The property market in Hong Kong saw a rise in transactions as all additional stamp duties were removed on Wednesday, within efforts by authorities to revitalise the market.

Property prices in Hong Kong plummeted 20% from their 2021 high, impacted by the pandemic, rate hikes and a mass departure of citizens set off by Beijing's enforcement of the national security law.

The removal of the additional stamp duties reverses a government drive over the last decade to cool property prices

On Wednesday, Hong Kong registered 28 transactions within the new home market, compared to 14 on Tuesday and a daily average of between four and five last week, Reuters reports.

The secondary market also recorded a 50% rise from Tuesday.

In addition, real estate agents said sellers were becoming increasingly bullish, with some hiking their asking price by 3-5%.

"We see the market is reacting positively," Sammy Po, the residential CEO of Midland Realty, told Reuters news agency.

"Buyer confidence has generally improved and they have speeded up their entry into the market."
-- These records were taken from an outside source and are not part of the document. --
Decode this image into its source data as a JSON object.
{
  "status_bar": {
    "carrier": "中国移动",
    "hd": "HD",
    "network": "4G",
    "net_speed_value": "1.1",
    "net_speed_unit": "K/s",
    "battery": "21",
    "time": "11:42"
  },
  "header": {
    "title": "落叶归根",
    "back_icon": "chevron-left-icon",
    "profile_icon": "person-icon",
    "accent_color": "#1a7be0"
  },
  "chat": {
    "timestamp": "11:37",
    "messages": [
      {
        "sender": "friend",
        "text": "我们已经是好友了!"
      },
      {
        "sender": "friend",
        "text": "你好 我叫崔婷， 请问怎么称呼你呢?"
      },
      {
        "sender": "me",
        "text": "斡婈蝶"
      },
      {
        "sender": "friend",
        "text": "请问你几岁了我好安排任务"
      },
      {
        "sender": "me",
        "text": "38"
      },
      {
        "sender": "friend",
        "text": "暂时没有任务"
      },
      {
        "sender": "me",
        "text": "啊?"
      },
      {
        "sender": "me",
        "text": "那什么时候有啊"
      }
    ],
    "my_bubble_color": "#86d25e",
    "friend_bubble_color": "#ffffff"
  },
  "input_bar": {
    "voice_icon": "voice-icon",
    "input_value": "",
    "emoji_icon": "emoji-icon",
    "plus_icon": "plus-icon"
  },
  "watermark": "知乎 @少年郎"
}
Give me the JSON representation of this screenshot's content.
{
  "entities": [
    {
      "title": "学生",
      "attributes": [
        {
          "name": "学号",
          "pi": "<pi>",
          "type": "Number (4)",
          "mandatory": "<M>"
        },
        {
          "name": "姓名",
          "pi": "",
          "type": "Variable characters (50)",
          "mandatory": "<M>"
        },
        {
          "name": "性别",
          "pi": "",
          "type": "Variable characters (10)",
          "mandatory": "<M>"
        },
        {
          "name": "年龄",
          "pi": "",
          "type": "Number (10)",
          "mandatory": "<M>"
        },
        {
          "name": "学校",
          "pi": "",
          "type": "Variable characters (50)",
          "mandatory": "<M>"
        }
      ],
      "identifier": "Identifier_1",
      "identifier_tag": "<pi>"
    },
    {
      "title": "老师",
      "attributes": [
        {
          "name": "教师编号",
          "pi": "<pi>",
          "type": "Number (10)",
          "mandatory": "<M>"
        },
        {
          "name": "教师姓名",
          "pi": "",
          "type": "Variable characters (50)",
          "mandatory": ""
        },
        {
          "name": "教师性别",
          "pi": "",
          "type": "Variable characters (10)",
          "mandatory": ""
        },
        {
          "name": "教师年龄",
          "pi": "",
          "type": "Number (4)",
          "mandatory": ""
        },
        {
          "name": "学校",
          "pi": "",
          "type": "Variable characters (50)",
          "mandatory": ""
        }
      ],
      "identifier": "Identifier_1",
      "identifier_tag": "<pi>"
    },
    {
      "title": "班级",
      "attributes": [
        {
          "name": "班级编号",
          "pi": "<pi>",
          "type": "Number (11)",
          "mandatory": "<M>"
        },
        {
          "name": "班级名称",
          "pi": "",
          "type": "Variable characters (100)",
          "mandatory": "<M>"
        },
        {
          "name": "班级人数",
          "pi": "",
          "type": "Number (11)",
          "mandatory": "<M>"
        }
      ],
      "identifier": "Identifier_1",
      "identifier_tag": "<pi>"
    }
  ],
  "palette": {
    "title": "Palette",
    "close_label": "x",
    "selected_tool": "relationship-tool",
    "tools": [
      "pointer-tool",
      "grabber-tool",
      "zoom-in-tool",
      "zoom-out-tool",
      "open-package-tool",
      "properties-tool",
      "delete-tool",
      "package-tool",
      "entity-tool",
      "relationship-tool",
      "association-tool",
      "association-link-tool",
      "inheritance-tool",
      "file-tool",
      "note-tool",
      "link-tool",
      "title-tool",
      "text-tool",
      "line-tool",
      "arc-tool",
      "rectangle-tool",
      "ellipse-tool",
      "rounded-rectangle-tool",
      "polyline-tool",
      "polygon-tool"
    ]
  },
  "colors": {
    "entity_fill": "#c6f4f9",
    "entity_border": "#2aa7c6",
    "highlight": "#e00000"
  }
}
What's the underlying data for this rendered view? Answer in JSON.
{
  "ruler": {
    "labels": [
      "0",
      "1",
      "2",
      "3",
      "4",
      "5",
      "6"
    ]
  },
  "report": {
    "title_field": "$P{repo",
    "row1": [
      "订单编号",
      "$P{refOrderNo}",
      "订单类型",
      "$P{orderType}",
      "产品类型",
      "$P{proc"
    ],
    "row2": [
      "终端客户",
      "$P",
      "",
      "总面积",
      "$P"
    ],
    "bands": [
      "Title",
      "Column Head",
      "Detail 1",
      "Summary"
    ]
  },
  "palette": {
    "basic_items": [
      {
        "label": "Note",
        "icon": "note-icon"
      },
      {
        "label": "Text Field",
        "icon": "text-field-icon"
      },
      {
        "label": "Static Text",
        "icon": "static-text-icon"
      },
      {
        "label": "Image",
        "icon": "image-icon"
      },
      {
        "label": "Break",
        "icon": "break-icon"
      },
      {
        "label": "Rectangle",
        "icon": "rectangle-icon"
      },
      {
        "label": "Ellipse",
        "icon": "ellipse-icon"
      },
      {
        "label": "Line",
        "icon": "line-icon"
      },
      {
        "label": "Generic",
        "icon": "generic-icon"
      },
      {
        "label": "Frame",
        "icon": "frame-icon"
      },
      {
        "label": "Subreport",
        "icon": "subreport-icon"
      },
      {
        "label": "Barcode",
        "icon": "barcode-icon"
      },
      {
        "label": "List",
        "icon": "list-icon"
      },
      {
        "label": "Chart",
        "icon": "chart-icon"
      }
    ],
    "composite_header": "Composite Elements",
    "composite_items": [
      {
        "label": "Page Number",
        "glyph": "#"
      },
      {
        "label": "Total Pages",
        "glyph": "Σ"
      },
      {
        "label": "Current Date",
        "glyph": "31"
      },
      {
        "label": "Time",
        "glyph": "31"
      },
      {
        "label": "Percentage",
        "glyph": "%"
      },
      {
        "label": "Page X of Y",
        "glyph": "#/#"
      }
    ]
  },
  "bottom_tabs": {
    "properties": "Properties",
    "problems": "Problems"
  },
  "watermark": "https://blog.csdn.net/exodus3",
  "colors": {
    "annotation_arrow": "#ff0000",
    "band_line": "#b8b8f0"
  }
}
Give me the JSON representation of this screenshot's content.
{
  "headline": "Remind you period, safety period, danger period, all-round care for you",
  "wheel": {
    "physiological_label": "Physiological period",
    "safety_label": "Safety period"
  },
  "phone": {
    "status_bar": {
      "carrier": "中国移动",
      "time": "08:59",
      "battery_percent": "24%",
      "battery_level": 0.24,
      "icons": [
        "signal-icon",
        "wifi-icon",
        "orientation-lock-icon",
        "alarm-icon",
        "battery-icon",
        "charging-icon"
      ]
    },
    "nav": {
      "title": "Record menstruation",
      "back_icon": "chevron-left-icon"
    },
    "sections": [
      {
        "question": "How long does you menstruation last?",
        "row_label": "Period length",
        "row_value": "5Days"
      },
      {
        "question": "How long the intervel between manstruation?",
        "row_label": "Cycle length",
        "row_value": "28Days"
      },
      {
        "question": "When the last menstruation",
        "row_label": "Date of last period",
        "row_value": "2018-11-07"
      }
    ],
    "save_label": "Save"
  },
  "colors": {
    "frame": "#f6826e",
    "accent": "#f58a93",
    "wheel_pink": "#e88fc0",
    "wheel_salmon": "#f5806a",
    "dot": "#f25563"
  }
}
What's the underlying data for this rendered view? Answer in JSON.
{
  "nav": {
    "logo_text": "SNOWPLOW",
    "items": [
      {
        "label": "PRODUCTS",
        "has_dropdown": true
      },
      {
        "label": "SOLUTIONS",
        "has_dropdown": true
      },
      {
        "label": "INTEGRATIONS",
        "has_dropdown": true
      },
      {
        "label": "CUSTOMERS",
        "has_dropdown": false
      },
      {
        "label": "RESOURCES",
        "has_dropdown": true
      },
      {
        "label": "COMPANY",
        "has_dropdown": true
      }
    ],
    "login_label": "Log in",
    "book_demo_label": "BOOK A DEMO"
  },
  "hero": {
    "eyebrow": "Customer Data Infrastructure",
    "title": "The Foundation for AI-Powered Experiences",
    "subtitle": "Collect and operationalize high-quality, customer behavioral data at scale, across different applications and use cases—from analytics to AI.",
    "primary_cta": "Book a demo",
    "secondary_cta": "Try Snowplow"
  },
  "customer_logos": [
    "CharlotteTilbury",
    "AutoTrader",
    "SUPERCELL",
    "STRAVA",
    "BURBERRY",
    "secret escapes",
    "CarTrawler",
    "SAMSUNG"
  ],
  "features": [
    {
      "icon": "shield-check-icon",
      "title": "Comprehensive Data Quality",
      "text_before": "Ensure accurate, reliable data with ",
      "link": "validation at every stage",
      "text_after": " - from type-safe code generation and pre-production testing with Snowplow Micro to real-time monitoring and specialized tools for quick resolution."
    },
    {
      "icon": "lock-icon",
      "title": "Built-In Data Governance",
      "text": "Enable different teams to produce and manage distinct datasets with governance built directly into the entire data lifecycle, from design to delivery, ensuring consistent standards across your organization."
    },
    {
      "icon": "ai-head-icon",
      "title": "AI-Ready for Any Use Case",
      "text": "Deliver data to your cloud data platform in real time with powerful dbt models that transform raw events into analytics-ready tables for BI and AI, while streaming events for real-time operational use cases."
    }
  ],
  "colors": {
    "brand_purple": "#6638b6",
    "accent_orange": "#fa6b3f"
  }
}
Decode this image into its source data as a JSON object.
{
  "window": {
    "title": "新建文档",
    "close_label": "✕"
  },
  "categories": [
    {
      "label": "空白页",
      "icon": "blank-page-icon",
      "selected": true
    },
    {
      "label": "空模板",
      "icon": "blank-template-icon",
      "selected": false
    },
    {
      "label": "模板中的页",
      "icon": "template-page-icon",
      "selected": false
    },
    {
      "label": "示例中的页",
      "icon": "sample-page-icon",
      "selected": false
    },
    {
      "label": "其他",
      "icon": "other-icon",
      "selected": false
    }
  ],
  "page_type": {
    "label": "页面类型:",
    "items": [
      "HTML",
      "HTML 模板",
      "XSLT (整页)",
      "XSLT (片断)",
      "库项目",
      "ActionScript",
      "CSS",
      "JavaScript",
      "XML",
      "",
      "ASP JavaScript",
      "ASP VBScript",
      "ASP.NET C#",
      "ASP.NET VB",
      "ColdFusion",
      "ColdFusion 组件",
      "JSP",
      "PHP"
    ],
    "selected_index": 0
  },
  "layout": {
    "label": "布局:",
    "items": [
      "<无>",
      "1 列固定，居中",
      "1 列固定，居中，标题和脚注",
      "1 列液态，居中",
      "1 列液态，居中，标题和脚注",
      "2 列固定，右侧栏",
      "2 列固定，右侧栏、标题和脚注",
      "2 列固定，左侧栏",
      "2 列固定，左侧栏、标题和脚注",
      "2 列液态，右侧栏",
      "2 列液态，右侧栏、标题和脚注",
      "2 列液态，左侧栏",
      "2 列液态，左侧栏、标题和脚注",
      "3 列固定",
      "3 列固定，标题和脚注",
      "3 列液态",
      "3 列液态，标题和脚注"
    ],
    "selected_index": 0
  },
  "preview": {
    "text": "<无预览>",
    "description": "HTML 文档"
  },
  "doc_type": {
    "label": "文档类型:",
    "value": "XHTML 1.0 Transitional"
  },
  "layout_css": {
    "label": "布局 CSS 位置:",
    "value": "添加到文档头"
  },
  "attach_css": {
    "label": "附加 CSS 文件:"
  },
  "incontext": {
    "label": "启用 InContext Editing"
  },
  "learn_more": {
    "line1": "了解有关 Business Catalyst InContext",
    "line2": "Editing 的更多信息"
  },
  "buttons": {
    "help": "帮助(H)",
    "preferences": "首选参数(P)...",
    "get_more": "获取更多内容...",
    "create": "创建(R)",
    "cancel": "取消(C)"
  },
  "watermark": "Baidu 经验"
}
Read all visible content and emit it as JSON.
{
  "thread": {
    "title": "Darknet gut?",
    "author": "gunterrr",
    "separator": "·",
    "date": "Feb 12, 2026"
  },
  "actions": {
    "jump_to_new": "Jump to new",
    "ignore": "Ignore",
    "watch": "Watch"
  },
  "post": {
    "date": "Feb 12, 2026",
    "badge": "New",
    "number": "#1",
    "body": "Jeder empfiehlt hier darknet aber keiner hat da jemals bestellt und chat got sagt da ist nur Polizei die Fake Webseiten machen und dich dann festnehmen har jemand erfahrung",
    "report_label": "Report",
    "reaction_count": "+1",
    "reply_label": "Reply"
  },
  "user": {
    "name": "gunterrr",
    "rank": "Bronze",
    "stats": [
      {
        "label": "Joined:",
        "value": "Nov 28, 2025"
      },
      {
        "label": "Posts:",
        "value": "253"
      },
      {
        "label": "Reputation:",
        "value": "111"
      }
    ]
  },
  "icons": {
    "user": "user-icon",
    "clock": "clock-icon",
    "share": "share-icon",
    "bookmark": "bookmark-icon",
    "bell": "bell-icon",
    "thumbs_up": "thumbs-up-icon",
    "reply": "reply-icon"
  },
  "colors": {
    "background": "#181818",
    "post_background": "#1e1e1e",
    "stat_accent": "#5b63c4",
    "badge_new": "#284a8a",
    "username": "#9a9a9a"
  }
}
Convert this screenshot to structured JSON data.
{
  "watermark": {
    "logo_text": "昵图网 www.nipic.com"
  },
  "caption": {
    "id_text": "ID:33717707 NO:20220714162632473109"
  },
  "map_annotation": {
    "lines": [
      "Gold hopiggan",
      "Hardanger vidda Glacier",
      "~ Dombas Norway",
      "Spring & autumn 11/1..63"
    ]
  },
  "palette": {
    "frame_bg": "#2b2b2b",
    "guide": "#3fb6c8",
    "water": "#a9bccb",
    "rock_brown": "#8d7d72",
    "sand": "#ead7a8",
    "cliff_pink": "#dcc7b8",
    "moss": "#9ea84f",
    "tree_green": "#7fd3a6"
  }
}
More second homebuyers, foreigners and investors could also be attracted by Hong Kong's latest move, as they are no longer required to pay as much as 15% of additional stamp duties.

Furthermore, on Wednesday the city's de facto central bank increased the maximum amount homebuyers can borrow to 70% from a previous 50-60%, and for investors from 50% to 60%.

"It's a 180-degree change. People who were not interested in the property market are now also interested," said Louis Chan, vice chairman of Centaline Property Agency.

House prices in the city soared 200% in the decade to 2021, exacerbating one of the most unaffordable markets in the world.

Over the last two years, housing transaction volumes fell 30% as an increasing number of residents opted to rent, with market observers stressing the importance of additional sales in order for prices to stabilise.